Cycling Shootout: 5 MTB Jerseys

Aug 6, 2012
Outside
Outside Magazine

Unlike with road jerseys, where trim and minimal is ideal, mountain biking tops are generally looser and burlier, for coping with errant branches and the occasional trip over the bars. There's a lot more variety in styles and applications as well, so gear up according to your locale, needs, and riding style. Here are a few favorites we've been riding lately.

Twin Six The Grand Prix

TWIN SIX THE GRAND PRIX ($75)
We've recommended Twin Six jerseys before, and though they change little from season to season—except the styles—we will continue to advocate for them. That's because this Minneapolis-based company gets the equation between tech, style, and simplicity just right. The polyester microfiber is weighty enough for shoulder season but breathes plenty on the hottest days, and, unlike many tech materials, it's soft and comfy. The fit is roomy but not dumpy, the three rear pockets are low enough to reach into and ample for carrying big loads, and the front zip opens to belly button height for super venting. Best of all is the style and attitude of each jersey, with lots of great looks added each year (like this Grand Prix). Our only quibble: the fabric has a tendency to pull, which makes for the occasional snag. Also, we were happy to see a dark version of the Grand Prix added to the collection because, though we love the white, it's gotten a bit dingy and mud spattered.

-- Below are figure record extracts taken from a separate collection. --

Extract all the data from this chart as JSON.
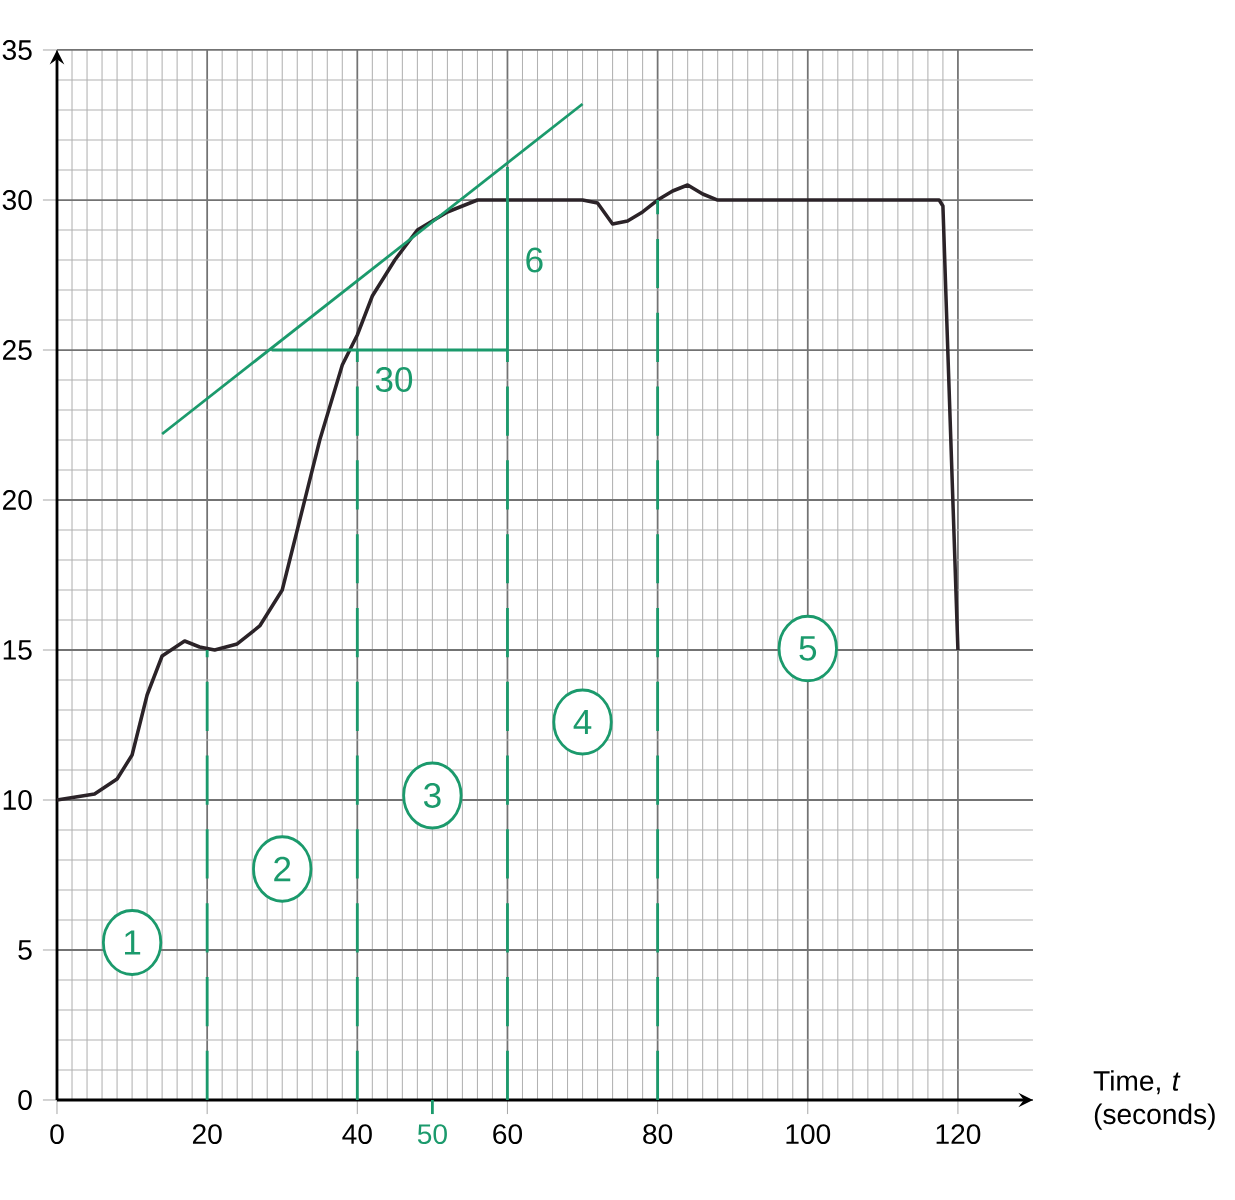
{
  "chart_data": {
    "type": "line",
    "xlabel": "Time, *t* (seconds)",
    "xlim": [
      0,
      130
    ],
    "ylim": [
      0,
      35
    ],
    "xticks": [
      0,
      20,
      40,
      60,
      80,
      100,
      120,
      {
        "value": 50,
        "label": "50"
      }
    ],
    "yticks": [
      0,
      5,
      10,
      15,
      20,
      25,
      30,
      35
    ],
    "grid": true,
    "marker": "none",
    "line_style": "solid",
    "series": [
      {
        "color": "#2b2328",
        "x": [
          0,
          5,
          8,
          10,
          12,
          14,
          17,
          19,
          21,
          24,
          27,
          30,
          32,
          35,
          38,
          40,
          42,
          45,
          48,
          52,
          56,
          60,
          65,
          70,
          72,
          74,
          76,
          78,
          80,
          82,
          84,
          86,
          88,
          100,
          117.5,
          118,
          120
        ],
        "values": [
          10,
          10.2,
          10.7,
          11.5,
          13.5,
          14.8,
          15.3,
          15.1,
          15,
          15.2,
          15.8,
          17,
          19,
          22,
          24.5,
          25.5,
          26.8,
          28,
          29,
          29.6,
          30,
          30,
          30,
          30,
          29.9,
          29.2,
          29.3,
          29.6,
          30,
          30.3,
          30.5,
          30.2,
          30,
          30,
          30,
          29.8,
          15
        ]
      },
      {
        "color": "#1b9a6c",
        "x": [
          14,
          70
        ],
        "values": [
          22.2,
          33.2
        ]
      },
      {
        "color": "#1b9a6c",
        "x": [
          28.6,
          60
        ],
        "values": [
          25,
          25
        ]
      },
      {
        "color": "#1b9a6c",
        "x": [
          60,
          60
        ],
        "values": [
          25,
          31.1
        ]
      },
      {
        "color": "#1b9a6c",
        "line_style": "dashed",
        "x": [
          20,
          20
        ],
        "values": [
          0,
          15
        ]
      },
      {
        "color": "#1b9a6c",
        "line_style": "dashed",
        "x": [
          40,
          40
        ],
        "values": [
          0,
          25
        ]
      },
      {
        "color": "#1b9a6c",
        "line_style": "dashed",
        "x": [
          60,
          60
        ],
        "values": [
          0,
          25
        ]
      },
      {
        "color": "#1b9a6c",
        "line_style": "dashed",
        "x": [
          80,
          80
        ],
        "values": [
          0,
          30
        ]
      }
    ],
    "annotations": [
      {
        "text": "30",
        "x": 40,
        "y": 25
      },
      {
        "text": "6",
        "x": 60,
        "y": 28
      },
      "1",
      "2",
      "3",
      "4",
      "5"
    ]
  }
}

BOTTOM LINE: If you own just one mountain jersey, make it a Twin Six. They are virtually all we ride in.

Zoic Cycle Tee

ZOIC MEN'S CYCLE TEE ($40)
For group rides and quick after-work hits, you don't always want the overkill and dork factor of a full-on jersey. Enter this Zoic design, which looks as easy-going as your favorite cotton tee but has just enough tech to make it trail-worthy. The polyester fabric wicks sweat and dries quickly, though we wished it breathed a little easier as it seemed stuffy on hot days. The only other concession to performance is a small zip pocket on back, which is big enough for keys and a wallet and angled out of the way of a hydration pack. And we dig the graphics and the five color choices.

BOTTOM LINE: The perfect choice for a fun ride with friends, and the price is just right.

Dynafit Gravel S/S Full Zip
DYNAFIT GRAVEL S/S FULL-ZIP TEE ($190)
Best known for it's ski gear, Dynafit launched a full apparel line last year that it says is intended for "alpine biking and running." The decidedly Euro styling won't be for everyone, but if you're into the Tron-like look (we are in the right circumstances) this smartly designed, high-tech gear is worth considering. The waist, sleeves, back, and neck of the Gravel S/S are cut from an extremely lightweight Lycra that ensured the jersey stayed tucked and smooth beneath our pack, while the front is a highly breathable mesh that kept us cool even on 100-degree days. An even lighter weight mesh under the arms wicked perspiration like a desert wind. And we really appreciated the fine attention to details, including the zipper garages on the full-length zip and the rubberized texture on the shoulders for keeping a pack in place. 

BOTTOM LINE: An ideal summer-weight race jersey or layering piece for long days in the mountains—if you can afford it.

Mavic Stratos

MAVIC STRATOS JERSEY ($100)
Another high-tech Euro entry, the Mavic Stratos Jersey has become our go-to choice for blazing, sunny days. Long sleeves might seem toasty for full sun, but the dual-weight polyester mesh breathes so well that we found having it over our arms actually kept us cooler than a short-sleeve that let the sun beat down on our skin. The dark mesh in especially steamy spots (under the arms and on the back) is even lighter than the gossamer main body material and really pushed out the heat. We liked the scuff guards on the elbows and shoulders, and Mavic's stylie M-shaped zipper-pull is the easiest one we've ever grabbed. A couple of the welded seams came unglued on the first Stratos we tried, but Mavic was quick to replace the damaged goods and we haven't had any issues since.

BOTTOM LINE: The ultimate desert jersey. 

Club Ride New West
CLUB RIDE NEW WEST ($95)

Like all of Club Ride's gear, the New West looks more Aspen bar scene than blazing trails. And that's just the point. Here's a jersey you can wear while beating around in the woods and then comfortably hit the restaurant or taproom on the way home without every changing clothes. The quick-dry material shrugs off sweat and rain in a matter of minutes in the sun, and the unobtrusive mesh under the arms and upper back keeps things cooler than you'd expect. The pearl snaps hide a full-length zip, and two inconspicuous zip pockets out back are big enough for wallet, keys, and a few bars. And while we're happy with the Western look from time to time, we're also psyched to hear that Club Ride is launching some trimmer sillhouettes and more urban looks for 2013.

BOTTOM LINE: Jersey, schmerzy! This is fine riding linen.